U.S. Says Russian Hackers Targeted State And Local Governments Ahead Of Election

Russian state-sponsored hackers have targeted dozens of U.S. state and local government networks in recent weeks and stole data from at least two servers, the U.S. government said.

In an advisory released on October 22, the Federal Bureau of Investigation (FBI) and Cybersecurity and Infrastructure Security Agency (CISA) described a range of activity from Russia-backed hackers since at least September.

The agencies said that to date, there was no indication the hackers intentionally disrupted aviation, education, elections, or government operations.

“However, the actor may be seeking access to obtain future disruption options, to influence U.S. policies and actions, or to delegitimize” state and local governments, the agencies said.

The advisory did not mention who was targeted, saying only the campaign was against “a wide variety of U.S. targets.”

It said the hackers–identified as Berserk Bear, Energetic Bear, Dragonfly, and other names–successfully compromised network infrastructure and stole data from at least two servers.

The warning comes less than two weeks before the November 3 election and as U.S. authorities are on high alert for efforts by foreign countries to spread false information or interfere in the election.

The United States has said that Russia, which interfered in the 2016 election by hacking Democratic email accounts and through social media campaign, is trying to interfere again this year.

However, U.S. officials say that Americans can be confident in the electoral process and that it would be extremely difficult for malign cyber actors to influence vote tallies in any meaningful way.

The alert comes after U.S. officials on October 21 claimed both Iran and Russia had obtained American voter information and are attempting to influence public opinion ahead of the election.

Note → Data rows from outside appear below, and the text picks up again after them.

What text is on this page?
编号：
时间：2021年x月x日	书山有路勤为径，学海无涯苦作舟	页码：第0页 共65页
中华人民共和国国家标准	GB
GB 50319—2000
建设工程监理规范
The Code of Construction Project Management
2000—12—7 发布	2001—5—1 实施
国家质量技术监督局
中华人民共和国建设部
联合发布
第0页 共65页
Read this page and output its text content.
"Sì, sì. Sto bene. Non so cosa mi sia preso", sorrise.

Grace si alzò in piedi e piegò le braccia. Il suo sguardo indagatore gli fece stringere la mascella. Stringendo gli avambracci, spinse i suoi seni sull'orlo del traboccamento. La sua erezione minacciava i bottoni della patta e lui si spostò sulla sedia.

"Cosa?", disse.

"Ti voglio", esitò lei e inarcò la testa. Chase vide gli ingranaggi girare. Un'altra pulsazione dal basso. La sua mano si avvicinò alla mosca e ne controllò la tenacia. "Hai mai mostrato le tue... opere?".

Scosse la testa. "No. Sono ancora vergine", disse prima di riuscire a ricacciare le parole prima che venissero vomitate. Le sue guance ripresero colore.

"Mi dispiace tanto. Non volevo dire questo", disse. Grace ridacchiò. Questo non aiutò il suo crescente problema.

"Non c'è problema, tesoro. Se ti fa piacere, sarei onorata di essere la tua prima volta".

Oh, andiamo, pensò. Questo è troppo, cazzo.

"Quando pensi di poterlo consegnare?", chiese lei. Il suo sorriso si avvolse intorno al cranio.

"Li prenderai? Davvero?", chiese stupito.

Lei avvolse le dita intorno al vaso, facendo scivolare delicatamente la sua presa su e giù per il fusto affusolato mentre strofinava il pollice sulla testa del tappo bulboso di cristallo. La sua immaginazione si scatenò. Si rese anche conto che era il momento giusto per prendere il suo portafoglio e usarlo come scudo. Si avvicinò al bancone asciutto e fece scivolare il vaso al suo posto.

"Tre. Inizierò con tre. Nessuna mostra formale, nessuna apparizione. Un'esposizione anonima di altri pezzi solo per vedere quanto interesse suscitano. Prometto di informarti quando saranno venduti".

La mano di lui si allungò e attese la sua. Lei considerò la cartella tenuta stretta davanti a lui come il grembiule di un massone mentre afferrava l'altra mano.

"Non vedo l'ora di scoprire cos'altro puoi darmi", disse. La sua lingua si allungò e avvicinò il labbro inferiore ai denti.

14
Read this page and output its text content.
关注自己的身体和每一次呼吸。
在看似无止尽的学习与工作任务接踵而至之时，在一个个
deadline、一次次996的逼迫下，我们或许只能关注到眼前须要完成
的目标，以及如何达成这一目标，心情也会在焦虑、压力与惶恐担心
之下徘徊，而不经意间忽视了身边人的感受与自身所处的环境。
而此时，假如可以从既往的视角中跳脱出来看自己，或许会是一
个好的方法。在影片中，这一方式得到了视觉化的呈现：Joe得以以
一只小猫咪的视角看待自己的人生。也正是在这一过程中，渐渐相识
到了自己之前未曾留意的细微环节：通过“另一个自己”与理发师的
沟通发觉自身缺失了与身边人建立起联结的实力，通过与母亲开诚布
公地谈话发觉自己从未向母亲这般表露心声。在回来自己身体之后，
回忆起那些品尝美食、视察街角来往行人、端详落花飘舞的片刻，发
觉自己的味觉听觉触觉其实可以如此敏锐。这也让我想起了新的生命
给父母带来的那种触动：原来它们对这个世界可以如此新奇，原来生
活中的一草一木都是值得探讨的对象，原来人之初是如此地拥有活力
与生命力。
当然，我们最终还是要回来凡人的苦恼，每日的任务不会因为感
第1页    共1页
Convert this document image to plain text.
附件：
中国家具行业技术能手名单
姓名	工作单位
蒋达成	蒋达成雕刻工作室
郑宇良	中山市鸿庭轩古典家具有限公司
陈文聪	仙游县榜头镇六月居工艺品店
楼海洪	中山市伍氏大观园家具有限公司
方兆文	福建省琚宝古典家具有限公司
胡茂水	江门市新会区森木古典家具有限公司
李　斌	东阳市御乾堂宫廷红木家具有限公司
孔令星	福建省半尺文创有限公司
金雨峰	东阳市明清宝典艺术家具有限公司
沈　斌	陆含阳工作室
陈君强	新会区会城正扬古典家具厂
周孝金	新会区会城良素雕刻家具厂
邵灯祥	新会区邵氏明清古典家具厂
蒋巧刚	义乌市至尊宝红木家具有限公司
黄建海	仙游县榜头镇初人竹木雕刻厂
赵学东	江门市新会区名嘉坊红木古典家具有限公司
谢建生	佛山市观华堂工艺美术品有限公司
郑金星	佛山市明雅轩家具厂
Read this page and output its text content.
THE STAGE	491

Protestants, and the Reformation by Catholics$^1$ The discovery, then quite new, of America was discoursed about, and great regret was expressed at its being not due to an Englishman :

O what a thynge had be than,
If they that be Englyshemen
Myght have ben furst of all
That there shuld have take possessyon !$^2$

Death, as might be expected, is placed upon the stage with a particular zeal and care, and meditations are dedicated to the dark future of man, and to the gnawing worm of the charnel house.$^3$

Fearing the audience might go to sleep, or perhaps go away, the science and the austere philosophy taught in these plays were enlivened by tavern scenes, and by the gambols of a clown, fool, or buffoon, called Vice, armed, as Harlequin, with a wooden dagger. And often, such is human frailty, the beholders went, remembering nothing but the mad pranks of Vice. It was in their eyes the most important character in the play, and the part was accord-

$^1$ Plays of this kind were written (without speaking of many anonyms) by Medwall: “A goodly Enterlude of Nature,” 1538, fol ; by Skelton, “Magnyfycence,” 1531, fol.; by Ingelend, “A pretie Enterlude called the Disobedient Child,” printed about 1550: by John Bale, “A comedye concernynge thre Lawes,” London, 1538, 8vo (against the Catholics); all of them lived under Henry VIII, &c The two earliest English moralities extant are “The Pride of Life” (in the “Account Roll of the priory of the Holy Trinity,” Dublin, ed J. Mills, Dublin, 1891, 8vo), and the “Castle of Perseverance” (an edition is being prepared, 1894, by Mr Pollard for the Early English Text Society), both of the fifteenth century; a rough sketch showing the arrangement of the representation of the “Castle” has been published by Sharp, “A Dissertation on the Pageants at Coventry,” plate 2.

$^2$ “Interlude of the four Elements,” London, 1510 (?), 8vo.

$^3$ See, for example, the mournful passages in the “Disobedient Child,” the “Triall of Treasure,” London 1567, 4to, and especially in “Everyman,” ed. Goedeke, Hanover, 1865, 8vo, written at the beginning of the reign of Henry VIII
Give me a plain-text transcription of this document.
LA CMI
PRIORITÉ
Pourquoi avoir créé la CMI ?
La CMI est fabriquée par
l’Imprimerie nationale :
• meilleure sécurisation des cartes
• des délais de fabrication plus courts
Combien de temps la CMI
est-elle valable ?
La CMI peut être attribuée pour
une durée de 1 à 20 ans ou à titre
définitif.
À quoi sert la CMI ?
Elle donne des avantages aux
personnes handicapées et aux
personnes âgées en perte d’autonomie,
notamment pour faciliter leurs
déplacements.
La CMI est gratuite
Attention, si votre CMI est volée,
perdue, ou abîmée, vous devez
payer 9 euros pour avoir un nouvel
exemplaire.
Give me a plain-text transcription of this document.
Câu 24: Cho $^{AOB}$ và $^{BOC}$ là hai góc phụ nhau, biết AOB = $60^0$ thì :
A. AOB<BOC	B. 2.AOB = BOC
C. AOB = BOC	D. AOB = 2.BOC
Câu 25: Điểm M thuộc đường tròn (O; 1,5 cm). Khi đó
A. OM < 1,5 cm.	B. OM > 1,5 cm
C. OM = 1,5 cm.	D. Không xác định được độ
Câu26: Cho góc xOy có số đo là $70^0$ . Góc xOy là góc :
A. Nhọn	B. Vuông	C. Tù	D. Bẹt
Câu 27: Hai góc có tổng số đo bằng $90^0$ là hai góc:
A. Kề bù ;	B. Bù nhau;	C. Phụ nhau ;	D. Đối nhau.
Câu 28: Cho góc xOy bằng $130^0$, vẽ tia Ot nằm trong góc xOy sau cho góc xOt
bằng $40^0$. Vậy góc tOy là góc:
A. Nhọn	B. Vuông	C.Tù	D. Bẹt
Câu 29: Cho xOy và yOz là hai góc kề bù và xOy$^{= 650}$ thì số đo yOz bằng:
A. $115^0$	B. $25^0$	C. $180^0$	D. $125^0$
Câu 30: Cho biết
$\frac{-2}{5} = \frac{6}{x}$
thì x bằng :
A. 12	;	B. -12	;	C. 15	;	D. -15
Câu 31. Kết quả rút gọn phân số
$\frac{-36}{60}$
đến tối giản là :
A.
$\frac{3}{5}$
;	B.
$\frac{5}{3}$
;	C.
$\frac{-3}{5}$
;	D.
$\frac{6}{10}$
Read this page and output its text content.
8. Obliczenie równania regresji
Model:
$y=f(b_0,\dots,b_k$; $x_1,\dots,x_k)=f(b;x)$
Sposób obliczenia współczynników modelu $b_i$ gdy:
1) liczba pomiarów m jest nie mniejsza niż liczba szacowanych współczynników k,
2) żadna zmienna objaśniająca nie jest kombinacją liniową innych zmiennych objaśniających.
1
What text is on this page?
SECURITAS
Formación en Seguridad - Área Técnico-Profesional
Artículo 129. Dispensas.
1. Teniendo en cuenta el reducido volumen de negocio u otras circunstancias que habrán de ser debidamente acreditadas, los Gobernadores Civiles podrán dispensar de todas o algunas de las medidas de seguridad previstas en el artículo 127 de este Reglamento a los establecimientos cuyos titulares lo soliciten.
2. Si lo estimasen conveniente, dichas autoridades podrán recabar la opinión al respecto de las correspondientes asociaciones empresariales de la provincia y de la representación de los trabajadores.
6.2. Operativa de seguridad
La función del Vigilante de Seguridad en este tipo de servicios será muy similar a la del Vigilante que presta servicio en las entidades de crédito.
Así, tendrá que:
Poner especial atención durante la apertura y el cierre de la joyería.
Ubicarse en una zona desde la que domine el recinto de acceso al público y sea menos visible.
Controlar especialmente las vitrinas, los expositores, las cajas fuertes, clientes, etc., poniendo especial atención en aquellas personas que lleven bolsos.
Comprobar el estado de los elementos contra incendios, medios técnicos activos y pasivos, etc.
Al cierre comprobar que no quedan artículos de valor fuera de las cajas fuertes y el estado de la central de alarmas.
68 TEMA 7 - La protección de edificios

The announcement at a rare news conference underscored the concern within the U.S. government about efforts by foreign countries to spread false information meant to suppress voter turnout and undermine American confidence in the vote.

U.S. Director of National Intelligence John Ratcliffe said Iran has been sending spoofed emails designed to intimidate voters, create social unrest, and damage President Donald Trump.

He said Iran was responsible for intimidating emails sent to Democratic voters in at least four battleground states including Florida and Pennsylvania.

The voter-intimidation operation apparently used email addresses obtained from state voter registration lists, which include party affiliation and home addresses and can include email addresses and phone numbers.

It wasn’t clear if the information was hacked or obtained another way, such as through criminal networks on the dark web. Some voter information is publicly available.

Ratcliffe said that U.S. intelligence has not observed the same action from Russia, but that “we are aware that they have obtained some voter information just as they did in 2016.”

Both Iran and Russian denied the U.S. claims.